CUJO (1983) - RECENSIONE

Un cane inferocito tiene in ostaggio madre e figlio, prigionieri dentro a un'auto.
Cujo è un San Bernardo che viene morso sul naso da un pipistrello. Parallelamente, vengono mostrate le vicende della famiglia Trenton, composta da Donna Vic e il figlio di 4 anni Tad.

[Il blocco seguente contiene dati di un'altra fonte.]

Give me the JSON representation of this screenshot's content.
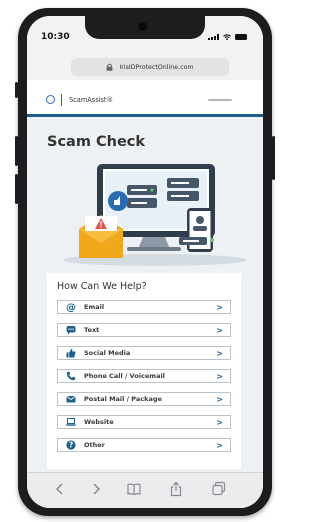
{
  "status_bar": {
    "time": "10:30"
  },
  "browser": {
    "url": "IrisIDProtectOnline.com",
    "toolbar": [
      "back-icon",
      "forward-icon",
      "bookmarks-icon",
      "share-icon",
      "tabs-icon"
    ]
  },
  "site": {
    "brand": "ScamAssist®",
    "page_title": "Scam Check",
    "help_title": "How Can We Help?",
    "options": [
      {
        "label": "Email",
        "icon": "at-icon"
      },
      {
        "label": "Text",
        "icon": "chat-icon"
      },
      {
        "label": "Social Media",
        "icon": "thumbs-up-icon"
      },
      {
        "label": "Phone Call / Voicemail",
        "icon": "phone-icon"
      },
      {
        "label": "Postal Mail / Package",
        "icon": "envelope-icon"
      },
      {
        "label": "Website",
        "icon": "laptop-icon"
      },
      {
        "label": "Other",
        "icon": "question-icon"
      }
    ],
    "chevron": ">"
  },
  "colors": {
    "accent": "#1f5f8b",
    "header_rule": "#1f5f8b",
    "content_bg": "#eef1f4"
  }
}
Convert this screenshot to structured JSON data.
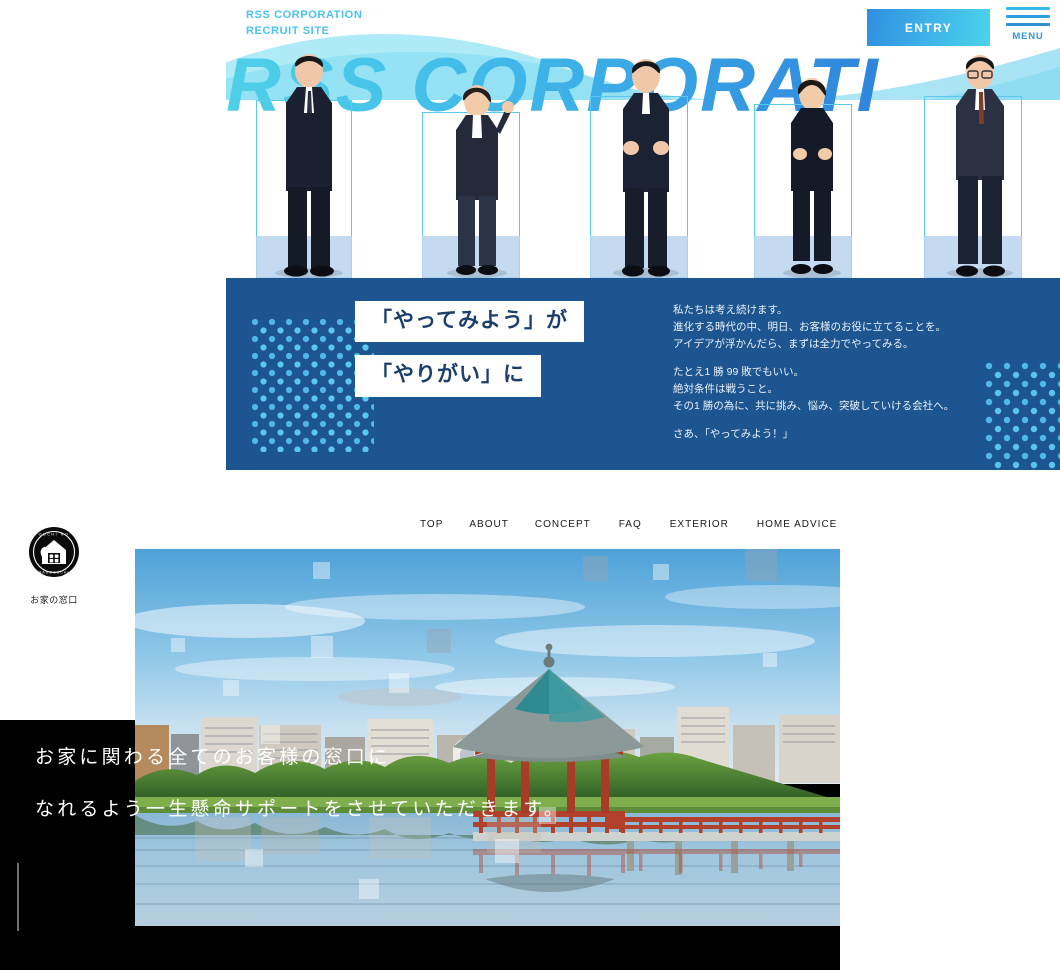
{
  "recruit": {
    "brand_line1": "RSS CORPORATION",
    "brand_line2": "RECRUIT SITE",
    "entry_label": "ENTRY",
    "menu_label": "MENU",
    "wordmark": "RSS CORPORATI",
    "headline_line1": "「やってみよう」が",
    "headline_line2": "「やりがい」に",
    "copy": [
      "私たちは考え続けます。\n進化する時代の中、明日、お客様のお役に立てることを。\nアイデアが浮かんだら、まずは全力でやってみる。",
      "たとえ1 勝 99 敗でもいい。\n絶対条件は戦うこと。\nその1 勝の為に、共に挑み、悩み、突破していける会社へ。",
      "さあ、「やってみよう！」"
    ],
    "copy_lines": {
      "p1l1": "私たちは考え続けます。",
      "p1l2": "進化する時代の中、明日、お客様のお役に立てることを。",
      "p1l3": "アイデアが浮かんだら、まずは全力でやってみる。",
      "p2l1": "たとえ1 勝 99 敗でもいい。",
      "p2l2": "絶対条件は戦うこと。",
      "p2l3": "その1 勝の為に、共に挑み、悩み、突破していける会社へ。",
      "p3l1": "さあ、「やってみよう！」"
    },
    "colors": {
      "navy": "#1d5590",
      "cyan": "#4bc2ef",
      "entry_gradient_start": "#2f8fe0",
      "entry_gradient_end": "#4bd3ea",
      "headline_text": "#1b3f6d",
      "dot_color": "#4fb8e8"
    },
    "people_count": 5
  },
  "home_window": {
    "logo_caption": "お家の窓口",
    "logo_badge_top": "OUCHI NO",
    "logo_badge_bottom": "MADOGUCHI",
    "nav": [
      {
        "label": "TOP"
      },
      {
        "label": "ABOUT"
      },
      {
        "label": "CONCEPT"
      },
      {
        "label": "FAQ"
      },
      {
        "label": "EXTERIOR"
      },
      {
        "label": "HOME ADVICE"
      }
    ],
    "tagline_line1": "お家に関わる全てのお客様の窓口に",
    "tagline_line2": "なれるよう一生懸命サポートをさせていただきます。",
    "colors": {
      "background": "#000000",
      "text": "#ffffff",
      "nav_text": "#1a1a1a"
    },
    "photo_description": "Japanese lakeside pavilion with city skyline"
  }
}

Dopo il morso il cane comincia a mostrare segni della malattia: il docile cucciolo ha infatti contratto la rabbia e piano piano il suo muso si riempie di piaghe, con perdita di bava e muco giallo dagli occhi.
Rimasta sola col bambino, Donna porta la sua macchina a riparare proprio dal proprietario di Cujo, ma nel cortile dell'abitazione trovano soltanto il cane inferocito e il padrone sbranato.
Iniziano per i due lunghe ore di terrore all'interno della macchina (guasta), braccati dal cane che non permette loro di uscire in alcun modo.

Da una delle storie più famose di Stephen King, Lewis Teague costruisce una vicenda con un plot semplice ma dalla tensione altissima. Se nel romanzo veniva visto dal punto di vista del cane, nella pellicola le azioni sono incentrate invece sugli attori, sui loro spostamenti e sulle loro intuizioni.

Considerando che praticamente tutti i romanzi di King sono diventati film, Cujo è un bell'esempio di trasposizione, sicuramente superiore a tanti altri racconti del re dell'orrore finiti in pellicola.
Bravi attori, ritmo incalzante e interpretazione "da cane" più che convincente: netta differenza con il finale descritto nel libro, che comunque non svelerò.